Downtown Knoxville (see also here) is clean and interesting with lots of building going on and an obvious interest in its own growth. Jerry Butler drove us around, pointing out landmarks, especially the hotel where Hank Williams overdosed before later dying in his car. We stopped for a visit at the Mast General Store, which is a fun place combining elements of gift shop, tourist attraction, and first-rate store. The Knoxville Visitor Center is across the street and WDVX FM radio has a studio in the visitor center. Five days a week, WDVX sponsors The Blue Plate Special, a live musical performance there at noon. The best bluegrass, folk, and country acts are scheduled through these events as well as local and regional groups. WDVX programs an eclectic Americana mix, which is reflected in the Blue Plate Special programs.
The Visitor’s Center is located on a busy corner in downtown Knoxville. It has a small parking lot, but that fills quickly. There’s a public lot behind the Mast General Store, and it’s quite convenient to park there and spend a few minutes in the store before crossing the street to go to a Blue Plate Special. The Center itself serves several different purposes. There’s an information desk, a gift shop, a well-stocked coffee bar, a radio studio, and a performance area seating about seventy-five people for live music. Bundled together, the Visitor Center becomes a lively, even joyful, place for people to gather each day at lunch hour for a free performance.
The seats began filling up with a group of students from the University of Tennessee, lunch-timers from offices surrounding the studio, as well as friends and fans of the two featured bands. As air-time approached, on-air host and sound engineer Matt Morelock told the fast-assembling audience how to sound like a huge crowd for the radio audience even though there were only seventy-five or so people in the room. WDVX broadcasts on two rather low power frequencies to the area, but it streams on line broadcasts world-wide and has a large international audience. I began listening to WDVX several years ago on my computer, often from about 4:00 AM until breakfast. During these early hours, the station introduced me to a range of bluegrass, alternative country, and old time country musicians, many of whom have become my favorites. Matt raised his arms for a cheer, introduced Todd Steed and Suns of Phere, and the fast-paced hour was on.
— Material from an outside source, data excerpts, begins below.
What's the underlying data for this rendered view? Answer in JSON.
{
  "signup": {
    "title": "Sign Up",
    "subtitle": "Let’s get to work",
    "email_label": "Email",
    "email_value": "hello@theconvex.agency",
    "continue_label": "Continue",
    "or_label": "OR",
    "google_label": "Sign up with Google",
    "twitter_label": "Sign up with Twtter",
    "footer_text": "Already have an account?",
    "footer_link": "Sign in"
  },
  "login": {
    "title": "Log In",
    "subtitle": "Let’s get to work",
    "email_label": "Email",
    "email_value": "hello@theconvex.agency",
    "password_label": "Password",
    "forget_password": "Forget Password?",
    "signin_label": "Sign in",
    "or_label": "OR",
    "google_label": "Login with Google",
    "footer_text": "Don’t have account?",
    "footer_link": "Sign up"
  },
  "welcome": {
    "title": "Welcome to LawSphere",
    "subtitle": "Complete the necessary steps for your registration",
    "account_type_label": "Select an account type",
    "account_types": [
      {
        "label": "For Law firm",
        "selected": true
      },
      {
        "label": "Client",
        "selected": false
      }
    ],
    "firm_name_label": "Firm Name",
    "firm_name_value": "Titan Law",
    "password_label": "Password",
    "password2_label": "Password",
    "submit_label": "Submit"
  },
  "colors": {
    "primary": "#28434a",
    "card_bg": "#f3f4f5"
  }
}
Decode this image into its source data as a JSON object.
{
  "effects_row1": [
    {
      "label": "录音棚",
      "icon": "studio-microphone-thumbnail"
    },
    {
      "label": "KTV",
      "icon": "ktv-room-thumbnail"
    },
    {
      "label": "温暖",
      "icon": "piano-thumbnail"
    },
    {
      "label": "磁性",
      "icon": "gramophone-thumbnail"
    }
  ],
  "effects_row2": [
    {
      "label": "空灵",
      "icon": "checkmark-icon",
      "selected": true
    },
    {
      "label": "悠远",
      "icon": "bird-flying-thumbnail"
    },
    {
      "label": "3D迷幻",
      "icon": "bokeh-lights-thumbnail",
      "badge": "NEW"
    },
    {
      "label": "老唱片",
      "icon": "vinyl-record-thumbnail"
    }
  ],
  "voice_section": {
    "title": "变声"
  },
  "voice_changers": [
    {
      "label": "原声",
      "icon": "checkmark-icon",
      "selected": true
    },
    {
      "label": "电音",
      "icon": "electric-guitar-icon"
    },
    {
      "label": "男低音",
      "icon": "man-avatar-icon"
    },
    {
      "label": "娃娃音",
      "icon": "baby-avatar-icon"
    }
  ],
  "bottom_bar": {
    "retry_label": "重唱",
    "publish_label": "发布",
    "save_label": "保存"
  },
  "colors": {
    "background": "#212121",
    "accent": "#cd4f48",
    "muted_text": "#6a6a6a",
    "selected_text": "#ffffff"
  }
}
Todd Steed and the Sons of Phere
As is their habit, the Gibson Brothers hit the stage hard and delivered half an hour of their unmatched sound. Two characteristics of this band are intensity and energy. Both were immediately evident and quickly communicated to the responsive crowd. They opened with Tom Petty’s “Cabin Down Below,” the opening track on their new CD Iron and Diamonds, containing seven of their own new songs. A rousing bluegrass version of this rock song, it captures much of the essence of a Gibson Brothers performance. They followed right away with the title song “Iron and Diamonds.” This song has all the best elements of a Gibson Brothers composition: nostalgia for a lost period, respect for working people, a somewhat unusual choice of topic, and haunting melodies punctuated with perfect pitch harmony and rich instrumentation. Without seeming to rush, they continued, offering a couple more new songs as well as Gibson Brothers favorite, “Callie’s Reel,” and closing Jimmy Rogers’ “Blue Yodel #4.” They received a standing ovation. The audience was excited, and eager to purchase CD’s and T-shirts, newly designed for the Iron and Diamonds tour. All in all, this was a wonderful early afternoon of music. We headed for Nashville, elated at what we had heard and looking forward to the next couple of days.